There were several limitations of this study that deserve special mention. In particular, in seeking to understand and develop a system for expert users, our convenience sample of novice users may fail to capture some of the nuances involved in a 3D target localization task. Secondly, the reported results represent a relatively small number of subjects, and it seems likely that a larger study would better reveal a more accurate picture of several marginally significant effects reported here. Thirdly, the provided analysis of time series data represents only a fraction of what could be gleaned from even this small dataset; additional analyses could potentially highlight if the physiological signals collected in this study were patterned. Finally, limitations imposed by our low-cost EEG unit present real challenges to interpreting the data; additional work should be done to verify the physiological markers of interest on both consumer and medical grade equipment.

In future work, we plan to examine whether a stronger effect can be found by taking EEG recordings from a more sophisticated device with a wider array of electrodes. This would allow us to examine EEG signal change posteriorly as well as anteriorly, providing a more comprehensive examination of changes across the scalp. Increasing the number and quality of sensors would also facilitate additional analyses, such as event-related potentials (ERP) analysis, potential signal coherence across the scalp, and changes in signal power distribution.

While this specific study was more focused on a methodological question (i.e. how to quantify the potential benefits of auditory display) than a specific implementation (i.e. new sonification types), we wish to share one insight gleaned from a participant debriefing. Within existing neuronavigation systems that employ auditory display, and within the system utilized for this research, the data that feed the auditory signal demands careful design. In both our audio and audio-visual trials, the audio signal represented a 3-dimensional Euclidean distance from the target. This strategy makes sense when only auditory feedback is used, but it results in redundant information when employed within audio-visual settings. Ideally, audio information that is intended to be used in conjunction with visual information should not duplicate information that could be obtained visually. In an ideal audio-visual setup, visual information might be used to navigate the x and y dimensions, whereas audio information might be used only for z-dimension navigation.

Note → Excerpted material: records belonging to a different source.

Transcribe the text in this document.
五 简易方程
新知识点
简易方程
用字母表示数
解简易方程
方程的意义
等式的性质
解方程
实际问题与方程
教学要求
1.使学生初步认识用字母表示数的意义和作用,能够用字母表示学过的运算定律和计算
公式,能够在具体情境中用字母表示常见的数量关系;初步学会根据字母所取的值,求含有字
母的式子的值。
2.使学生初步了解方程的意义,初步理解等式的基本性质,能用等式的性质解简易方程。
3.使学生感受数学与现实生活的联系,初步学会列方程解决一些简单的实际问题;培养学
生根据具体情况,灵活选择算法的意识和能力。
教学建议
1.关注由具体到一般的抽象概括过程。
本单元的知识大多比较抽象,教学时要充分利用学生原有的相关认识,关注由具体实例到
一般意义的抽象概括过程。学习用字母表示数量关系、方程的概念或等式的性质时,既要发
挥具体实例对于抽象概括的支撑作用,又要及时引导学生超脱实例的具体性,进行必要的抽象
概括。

In investigating the use auditory display within neuronavigation systems, the trends presented within the data continue to warrant additional research. In replicating similar experimental designs, and obtaining similar results, our aim was to contribute to the vast number of ideas about when, where, and how auditory display could best be deployed within neuronavigation systems. Unfortunately, the results presented here regarding cognitive workload as a metric for quantifying the value of auditory display systems were mixed, but nonetheless, offered a number of further questions for researchers in this field to address. If we wish to truly demonstrate that auditory display is useful within the operating room, then we must first and foremost verify that the tools we use to measure its utility are valid and robust.